J. -C. R: ¡Más razón para cultivar gran entusiasmo! No estoy de acuerdo con quienes dicen que la edad de oro de la ayuda humanitaria ha pasado. ¿Cuál sería la alternativa hoy a la acción humanitaria? Digamos, frente a un desastre natural: "Déjenlos morir"? Ante una hambruna: "No nos importa"? Enfrentado con una guerra: "¡Qué lástima para ellos!" No podemos. En una democracia, la compasión es consustancial.
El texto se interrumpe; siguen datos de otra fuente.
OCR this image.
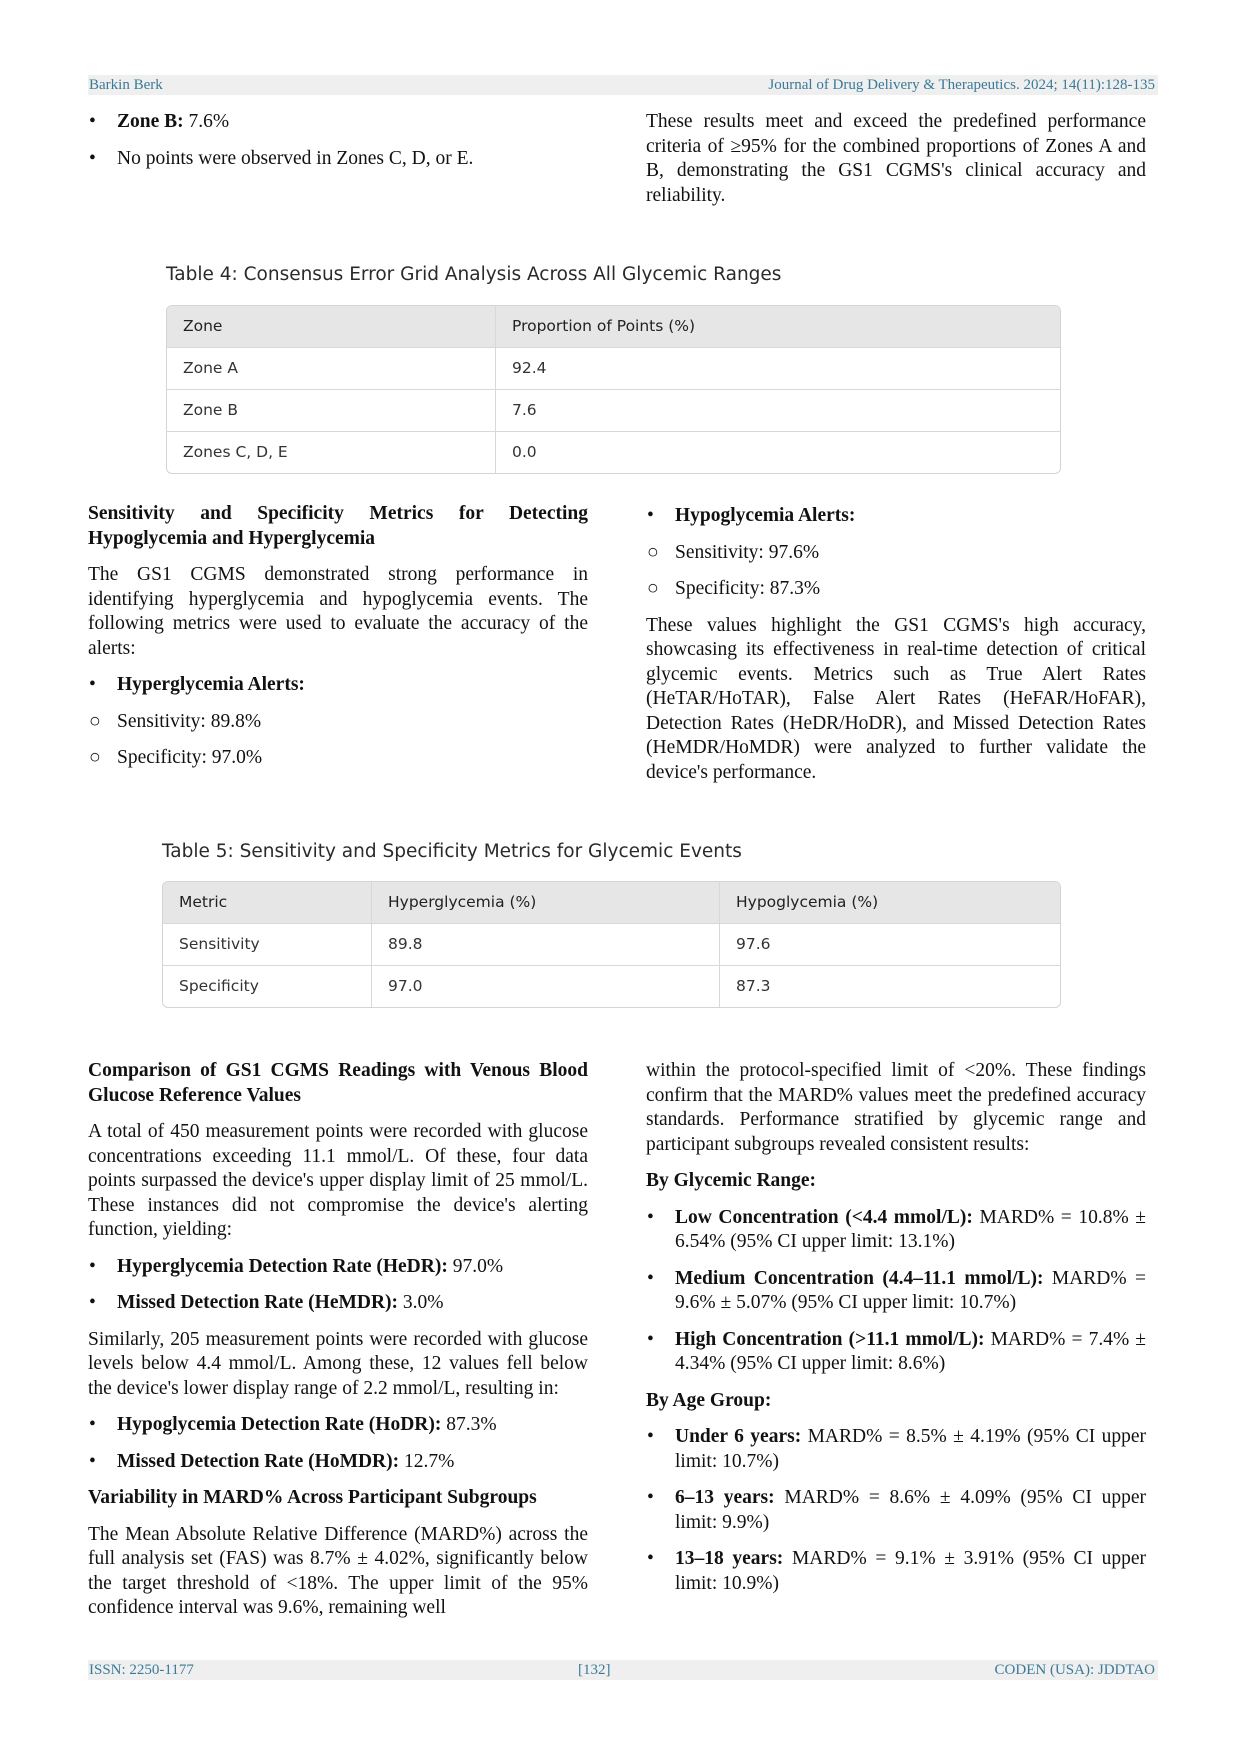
Barkin Berk	Journal of Drug Delivery & Therapeutics. 2024; 14(11):128-135

• Zone B: 7.6%

• No points were observed in Zones C, D, or E.

These results meet and exceed the predefined performance criteria of ≥95% for the combined proportions of Zones A and B, demonstrating the GS1 CGMS's clinical accuracy and reliability.

Table 4: Consensus Error Grid Analysis Across All Glycemic Ranges
Zone	Proportion of Points (%)
Zone A	92.4
Zone B	7.6
Zones C, D, E	0.0

Sensitivity and Specificity Metrics for Detecting Hypoglycemia and Hyperglycemia

The GS1 CGMS demonstrated strong performance in identifying hyperglycemia and hypoglycemia events. The following metrics were used to evaluate the accuracy of the alerts:

• Hyperglycemia Alerts:

○ Sensitivity: 89.8%

○ Specificity: 97.0%

• Hypoglycemia Alerts:

○ Sensitivity: 97.6%

○ Specificity: 87.3%

These values highlight the GS1 CGMS's high accuracy, showcasing its effectiveness in real-time detection of critical glycemic events. Metrics such as True Alert Rates (HeTAR/HoTAR), False Alert Rates (HeFAR/HoFAR), Detection Rates (HeDR/HoDR), and Missed Detection Rates (HeMDR/HoMDR) were analyzed to further validate the device's performance.

Table 5: Sensitivity and Specificity Metrics for Glycemic Events
Metric	Hyperglycemia (%)	Hypoglycemia (%)
Sensitivity	89.8	97.6
Specificity	97.0	87.3

Comparison of GS1 CGMS Readings with Venous Blood Glucose Reference Values

A total of 450 measurement points were recorded with glucose concentrations exceeding 11.1 mmol/L. Of these, four data points surpassed the device's upper display limit of 25 mmol/L. These instances did not compromise the device's alerting function, yielding:

• Hyperglycemia Detection Rate (HeDR): 97.0%

• Missed Detection Rate (HeMDR): 3.0%

Similarly, 205 measurement points were recorded with glucose levels below 4.4 mmol/L. Among these, 12 values fell below the device's lower display range of 2.2 mmol/L, resulting in:

• Hypoglycemia Detection Rate (HoDR): 87.3%

• Missed Detection Rate (HoMDR): 12.7%

Variability in MARD% Across Participant Subgroups

The Mean Absolute Relative Difference (MARD%) across the full analysis set (FAS) was 8.7% ± 4.02%, significantly below the target threshold of <18%. The upper limit of the 95% confidence interval was 9.6%, remaining well

within the protocol-specified limit of <20%. These findings confirm that the MARD% values meet the predefined accuracy standards. Performance stratified by glycemic range and participant subgroups revealed consistent results:

By Glycemic Range:

• Low Concentration (<4.4 mmol/L): MARD% = 10.8% ± 6.54% (95% CI upper limit: 13.1%)

• Medium Concentration (4.4–11.1 mmol/L): MARD% = 9.6% ± 5.07% (95% CI upper limit: 10.7%)

• High Concentration (>11.1 mmol/L): MARD% = 7.4% ± 4.34% (95% CI upper limit: 8.6%)

By Age Group:

• Under 6 years: MARD% = 8.5% ± 4.19% (95% CI upper limit: 10.7%)

• 6–13 years: MARD% = 8.6% ± 4.09% (95% CI upper limit: 9.9%)

• 13–18 years: MARD% = 9.1% ± 3.91% (95% CI upper limit: 10.9%)

ISSN: 2250-1177	[132]	CODEN (USA): JDDTAO
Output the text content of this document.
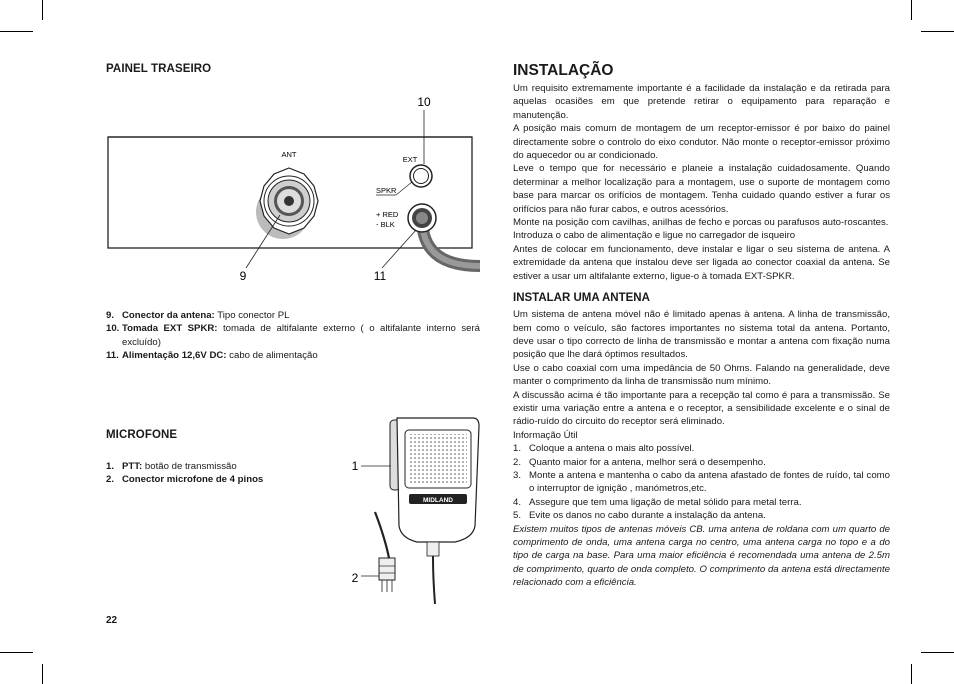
PAINEL TRASEIRO
ANT
EXT
SPKR
+ RED
- BLK
10
9	11
9. Conector da antena: Tipo conector PL
10. Tomada EXT SPKR: tomada de altifalante externo ( o altifalante interno será excluído)
11. Alimentação 12,6V DC: cabo de alimentação
MICROFONE
1. PTT: botão de transmissão
2. Conector microfone de 4 pinos
MIDLAND
1
2
22
INSTALAÇÃO

Um requisito extremamente importante é a facilidade da instalação e da retirada para aquelas ocasiões em que pretende retirar o equipamento para reparação e manutenção.

A posição mais comum de montagem de um receptor-emissor é por baixo do painel directamente sobre o controlo do eixo condutor. Não monte o receptor-emissor próximo do aquecedor ou ar condicionado.

Leve o tempo que for necessário e planeie a instalação cuidadosamente. Quando determinar a melhor localização para a montagem, use o suporte de montagem como base para marcar os orifícios de montagem. Tenha cuidado quando estiver a furar os orifícios para não furar cabos, e outros acessórios.

Monte na posição com cavilhas, anilhas de fecho e porcas ou parafusos auto-roscantes.

Introduza o cabo de alimentação e ligue no carregador de isqueiro

Antes de colocar em funcionamento, deve instalar e ligar o seu sistema de antena. A extremidade da antena que instalou deve ser ligada ao conector coaxial da antena. Se estiver a usar um altifalante externo, ligue-o à tomada EXT-SPKR.

INSTALAR UMA ANTENA

Um sistema de antena móvel não é limitado apenas à antena. A linha de transmissão, bem como o veículo, são factores importantes no sistema total da antena. Portanto, deve usar o tipo correcto de linha de transmissão e montar a antena com fixação numa posição que lhe dará óptimos resultados.

Use o cabo coaxial com uma impedância de 50 Ohms. Falando na generalidade, deve manter o comprimento da linha de transmissão num mínimo.

A discussão acima é tão importante para a recepção tal como é para a transmissão. Se existir uma variação entre a antena e o receptor, a sensibilidade excelente e o sinal de rádio-ruído do circuito do receptor será eliminado.

Informação Útil

1. Coloque a antena o mais alto possível.
2. Quanto maior for a antena, melhor será o desempenho.
3. Monte a antena e mantenha o cabo da antena afastado de fontes de ruído, tal como o interruptor de ignição , manómetros,etc.
4. Assegure que tem uma ligação de metal sólido para metal terra.
5. Evite os danos no cabo durante a instalação da antena.

Existem muitos tipos de antenas móveis CB. uma antena de roldana com um quarto de comprimento de onda, uma antena carga no centro, uma antena carga no topo e a do tipo de carga na base. Para uma maior eficiência é recomendada uma antena de 2.5m de comprimento, quarto de onda completo. O comprimento da antena está directamente relacionado com a eficiência.
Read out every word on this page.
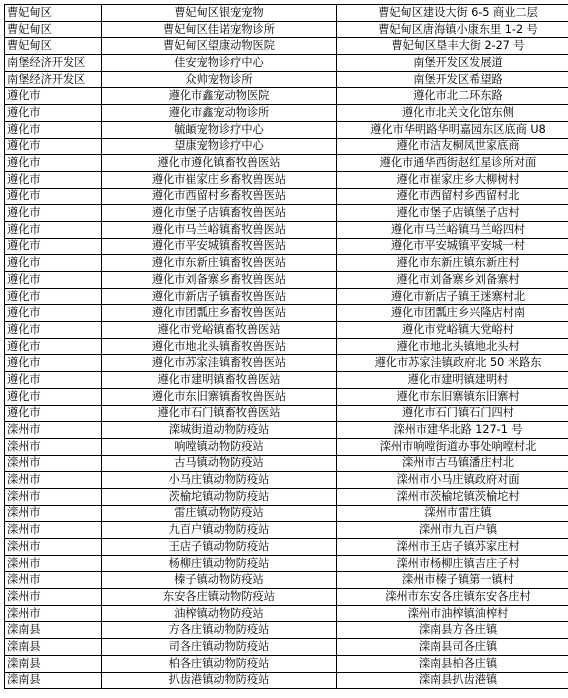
曹妃甸区	曹妃甸区银宠宠物	曹妃甸区建设大街 6-5 商业二层
曹妃甸区	曹妃甸区佳诺宠物诊所	曹妃甸区唐海镇小康东里 1-2 号
曹妃甸区	曹妃甸区望康动物医院	曹妃甸区垦丰大街 2-27 号
南堡经济开发区	佳安宠物诊疗中心	南堡开发区发展道
南堡经济开发区	众帅宠物诊所	南堡开发区希望路
遵化市	遵化市鑫宠动物医院	遵化市北二环东路
遵化市	遵化市鑫宠动物诊所	遵化市北关文化馆东侧
遵化市	毓頔宠物诊疗中心	遵化市华明路华明嘉园东区底商 U8
遵化市	望康宠物诊疗中心	遵化市洁友桐凤世家底商
遵化市	遵化市遵化镇畜牧兽医站	遵化市通华西街赵红星诊所对面
遵化市	遵化市崔家庄乡畜牧兽医站	遵化市崔家庄乡大柳树村
遵化市	遵化市西留村乡畜牧兽医站	遵化市西留村乡西留村北
遵化市	遵化市堡子店镇畜牧兽医站	遵化市堡子店镇堡子店村
遵化市	遵化市马兰峪镇畜牧兽医站	遵化市马兰峪镇马兰峪四村
遵化市	遵化市平安城镇畜牧兽医站	遵化市平安城镇平安城一村
遵化市	遵化市东新庄镇畜牧兽医站	遵化市东新庄镇东新庄村
遵化市	遵化市刘备寨乡畜牧兽医站	遵化市刘备寨乡刘备寨村
遵化市	遵化市新店子镇畜牧兽医站	遵化市新店子镇王迷寨村北
遵化市	遵化市团瓢庄乡畜牧兽医站	遵化市团瓢庄乡兴隆店村南
遵化市	遵化市党峪镇畜牧兽医站	遵化市党峪镇大党峪村
遵化市	遵化市地北头镇畜牧兽医站	遵化市地北头镇地北头村
遵化市	遵化市苏家洼镇畜牧兽医站	遵化市苏家洼镇政府北 50 米路东
遵化市	遵化市建明镇畜牧兽医站	遵化市建明镇建明村
遵化市	遵化市东旧寨镇畜牧兽医站	遵化市东旧寨镇东旧寨村
遵化市	遵化市石门镇畜牧兽医站	遵化市石门镇石门四村
滦州市	滦城街道动物防疫站	滦州市建华北路 127-1 号
滦州市	响嘡镇动物防疫站	滦州市响嘡街道办事处响嘡村北
滦州市	古马镇动物防疫站	滦州市古马镇潘庄村北
滦州市	小马庄镇动物防疫站	滦州市小马庄镇政府对面
滦州市	茨榆坨镇动物防疫站	滦州市茨榆坨镇茨榆坨村
滦州市	雷庄镇动物防疫站	滦州市雷庄镇
滦州市	九百户镇动物防疫站	滦州市九百户镇
滦州市	王店子镇动物防疫站	滦州市王店子镇苏家庄村
滦州市	杨柳庄镇动物防疫站	滦州市杨柳庄镇吉庄子村
滦州市	榛子镇动物防疫站	滦州市榛子镇第一镇村
滦州市	东安各庄镇动物防疫站	滦州市东安各庄镇东安各庄村
滦州市	油榨镇动物防疫站	滦州市油榨镇油榨村
滦南县	方各庄镇动物防疫站	滦南县方各庄镇
滦南县	司各庄镇动物防疫站	滦南县司各庄镇
滦南县	柏各庄镇动物防疫站	滦南县柏各庄镇
滦南县	扒齿港镇动物防疫站	滦南县扒齿港镇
El individuo democrático es aquel que, juzgándose a sí mismo del mismo valor que el otro, puede ponerse en su lugar. medios humanitarios disclaimer la elección de vivir la relación con los otros como en las sociedades de castas que imponen las diferencias cualitativas entre los individuos, y en el que el brahmín se preocupa por el destino de los intocables.

Pensé que después de Compostela definitivamente sería zen y solo escribiría tranquilamente en casa ...

J. -C. R .: Pero escribir no es suficiente para mí. No es un trabajo para mí. Escribir es un complemento de la práctica de la medicina; ambos son artes del ojo. La medicina es un arte de la mirada que se desnuda: nos observamos para ver solo los síntomas y dejamos de lado el descanso, el paisaje, la emoción, etc. La literatura, por el contrario, es el arte de la mirada que captura todos los paisajes, todas las emociones, para hacer otra cosa. Se dice que a algunos les gusta escribir, y a otros, que han escrito. Pertenezco a la primera categoría. Escribir me hace feliz No tengo ambición en el estilo, no soy de ninguna manera un escritor innovador, mi única preocupación es contar una historia al mayor número. No a causa de la megalomanía, sino porque, para mí, este objetivo fuerza la autenticidad, a diferencia de los enfoques elitistas. Lo que es seguro es que me gustan los héroes solares. Y, sabes, es curioso cómo muchas personas vienen a verme para decirme que uno de mis libros les acompañó al hospital, les ayudó o hizo bien. Sí, básicamente, haga lo que haga, sigo siendo médico.

Médico Académico y

formación neurólogo, Jean-Christophe Rufin, de 61 años, ha pasado la mayor parte de su vida a humanitario, en ONG Médicos Sin Fronteras y Acción contra el Hambre, que presidió de 2002 a 2006. también ocupó varios cargos políticos incluyendo agregado cultural en Brasil, asesor de Francois Leotardo en el Ministerio de Defensa y el Embajador de Francia a Senegal (2007-2010).

Es autor de libros de éxito como El Abisinia (Premio Goncourt primera novela 1997) Las causas perdidas (precio Interallié 1999) roja Brasil (Premio Goncourt 2001) o su biografía novelada de Jacques Coeur, Le Grand Coeur (2012), todos publicados por Gallimard. En junio de 2008, se convirtió en el miembro más joven de la Academia Francesa.